AI In The Network – An MWC Debate

The MWC Debate AI in the Network - Feature Image

*Guest Blog by Keith Dyer, Editor of The Mobile Network

At MWC 2025, I was honoured to host a panel on the Mavenir booth, looking at how operators are introducing AI technology across their networks and in their operations. It was a rewarding panel to moderate because it did one thing that can be unusual in industry panel debates.

Often panels like these start out with the technology, then approach the customer benefits as a final outcome, almost like an afterthought.

With AI this would have been a very easy thing to do – listing out all the wonderful things AI can achieve, diving deep into the capabilities that new models, Gen AI and Agentic AI (new buzzword for 2025) can bring. And of course with AI and Machine Learning there are advances all the time data science – there’s much to get excited about.

But this panel went the other way. It started with the customer, and then moved to very practical examples of how AI is being used in mobile network operations, and how Mavenir is bringing AI capabilities across the network. Finally, it looked at how a data-first approach can underpin those customer-centric applications.

Watch the Panel Discussion:

In his very first answer Tore Kristoffersen, from Norwegian operator ICE, said that the use of AI is driven by how it would help the customer. And he had a very real example ready – SpamShield, an AI-powered messaging fraud detection and prevention solution that has already blocked eight million messages in amongst the billions that ICE handles. That adds to the trust that ICE’s customers have for the operator. “We need our customers to trust our services, that’s what we live from.”

Practical Applications

A valuable aspect of the panel was how it concentrated on practical applications of AI and ML technology within the telco business and network operations.

Dimitris Mavrakis of ABI Research said that what operators want to do is simplify operations to create a better user experience. That means there are many models being introduced in the network, with predictive AI, Gen AI and LLMs being developed to help network operations become more efficient.

Of course, that means understanding which AI techniques can help in which circumstances, and being able to apply that to telco-specific data.

Mavenir’s Brandon Larson echoed Kristoffersen’s customer-first approach, taking a practical approach to the use of AI capabilities. Mavenir’s implementation of AI is not technology-first. Instead, it looks at what it can help its customers with and then works back to how AI can enable that.

Larson explained how a technique such as DQN Reinforcement learning is used by Google DeepMind and by Siemens to optimise cooling in data centres and gas turbines. Networks too are in essence complex optimisation problems. By using DQN reinforcement learning in an operator’s RAN network, and training it to tune mobility parameters, Mavenir found the AI outperformed the humans by 40% in a week.

Nor do telcos necessarily need to invest hugely in new hardware platforms to support these AI use cases. Larson said needing to put GPUs in the network to support the RAN tuning application would have been unsustainable. Instead Mavenir had to put trained AI models on available compute and cloud real estate, the existing management cluster and CPUs, training the models offline and introducing them in a commercially viable way.

“When we talk about AI it’s not all LLMs,” Larson said. SpamShield uses a classification model, for example.

Putting data first

The introduction of AI into network processes raises the issue of how telcos can combine telco-specific domain knowledge with AI and data science.

Kristoffersen said for ICE its approach starts with an architectural change – putting data first. “We try to be modern, attacking the market in the right way. So we moved to a cloud-native solution, a data-driven approach so that all the functions in the 5G core are data driven, and that’s when we can really make the magic happen between the data scientists and telco.”

For Mavrakis, there’s no doubt that structuring and accessing data will be key for future success.

“There is a lot of opportunity. The key differentiator telcos have is that they only use a fraction of the data they have access to. Every sector is trying to use data, and telcos have a lot of data which can be used in a compliant manner to train models. I think that can be a catalyst to push them forward.”

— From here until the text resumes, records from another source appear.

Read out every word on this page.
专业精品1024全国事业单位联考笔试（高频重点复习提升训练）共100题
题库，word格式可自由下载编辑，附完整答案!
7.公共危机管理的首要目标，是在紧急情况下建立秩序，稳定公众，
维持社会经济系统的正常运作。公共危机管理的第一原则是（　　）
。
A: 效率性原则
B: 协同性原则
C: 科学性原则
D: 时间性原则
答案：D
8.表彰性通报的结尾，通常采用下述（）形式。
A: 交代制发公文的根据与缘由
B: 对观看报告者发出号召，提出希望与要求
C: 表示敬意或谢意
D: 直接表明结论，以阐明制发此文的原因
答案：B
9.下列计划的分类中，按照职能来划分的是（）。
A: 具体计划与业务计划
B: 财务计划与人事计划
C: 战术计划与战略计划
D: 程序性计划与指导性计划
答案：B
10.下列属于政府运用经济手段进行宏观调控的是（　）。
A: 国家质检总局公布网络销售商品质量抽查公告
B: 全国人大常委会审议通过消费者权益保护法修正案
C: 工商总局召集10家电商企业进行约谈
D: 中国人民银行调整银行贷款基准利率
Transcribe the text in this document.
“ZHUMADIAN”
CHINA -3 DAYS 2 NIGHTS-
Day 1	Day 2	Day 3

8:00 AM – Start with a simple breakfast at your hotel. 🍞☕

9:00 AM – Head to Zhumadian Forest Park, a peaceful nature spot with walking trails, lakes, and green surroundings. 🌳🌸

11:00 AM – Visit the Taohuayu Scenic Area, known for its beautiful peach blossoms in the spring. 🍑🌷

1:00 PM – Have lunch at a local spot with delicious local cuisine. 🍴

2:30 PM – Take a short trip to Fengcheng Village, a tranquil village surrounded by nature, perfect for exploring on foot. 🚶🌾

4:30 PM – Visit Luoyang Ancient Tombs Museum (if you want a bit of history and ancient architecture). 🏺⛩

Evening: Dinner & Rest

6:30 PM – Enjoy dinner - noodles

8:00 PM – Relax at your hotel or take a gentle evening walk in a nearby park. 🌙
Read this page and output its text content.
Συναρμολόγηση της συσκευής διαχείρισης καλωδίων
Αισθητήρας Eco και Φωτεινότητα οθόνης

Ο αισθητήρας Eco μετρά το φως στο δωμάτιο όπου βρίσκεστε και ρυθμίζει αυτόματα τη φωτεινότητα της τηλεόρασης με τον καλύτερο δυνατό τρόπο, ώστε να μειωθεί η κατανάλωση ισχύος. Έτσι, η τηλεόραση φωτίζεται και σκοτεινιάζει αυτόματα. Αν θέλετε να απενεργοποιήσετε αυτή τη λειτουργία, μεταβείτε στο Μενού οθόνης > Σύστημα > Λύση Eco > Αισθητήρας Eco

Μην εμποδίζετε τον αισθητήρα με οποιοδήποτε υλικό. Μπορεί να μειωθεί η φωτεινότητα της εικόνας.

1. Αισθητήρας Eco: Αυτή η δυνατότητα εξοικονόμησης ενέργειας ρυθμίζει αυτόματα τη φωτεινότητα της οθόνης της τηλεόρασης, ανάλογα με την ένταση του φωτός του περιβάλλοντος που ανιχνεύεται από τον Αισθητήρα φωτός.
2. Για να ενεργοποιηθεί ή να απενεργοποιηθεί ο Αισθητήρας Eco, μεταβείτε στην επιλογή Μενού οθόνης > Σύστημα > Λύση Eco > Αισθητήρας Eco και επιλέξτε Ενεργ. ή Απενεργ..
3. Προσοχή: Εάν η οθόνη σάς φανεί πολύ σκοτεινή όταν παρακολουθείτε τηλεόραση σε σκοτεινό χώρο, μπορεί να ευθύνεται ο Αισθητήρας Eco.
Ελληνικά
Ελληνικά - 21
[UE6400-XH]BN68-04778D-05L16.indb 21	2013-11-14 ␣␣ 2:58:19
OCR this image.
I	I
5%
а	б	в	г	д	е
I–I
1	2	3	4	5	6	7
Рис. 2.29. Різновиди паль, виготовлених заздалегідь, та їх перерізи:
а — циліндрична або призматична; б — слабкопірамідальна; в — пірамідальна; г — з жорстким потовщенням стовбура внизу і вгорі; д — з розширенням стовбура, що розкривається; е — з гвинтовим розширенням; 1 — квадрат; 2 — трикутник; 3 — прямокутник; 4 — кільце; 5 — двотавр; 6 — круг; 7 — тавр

Larson agreed that a data-first approach would lead to use cases where AI can bring the most value.

There are a lot of problems in telco that can be solved with AI. There’s so much data to be crunched in data, that means there’s so much value to be extracted. The operators that lean forward and embrace it are going to have the competitive edge, no doubt about that.”

Conclusions

For me, what the panel showed is that those operators who think through their customer problems and then apply AI to the data they have can be successful. Of course, that approach raises challenges. Operators need to harmonise and structure their data, and they need to be able to apply AI technologies in a sustainable manner. That’s where Larson’s points about Mavenir’s practical, cross-domain approach made sense to me. There’s no doubt we’re truly entering the AI era in telecoms, and it is the companies who understand what they want to achieve with AI that will succeed in extracting the most value from the technology. And that takes us back to the start, and to the customer.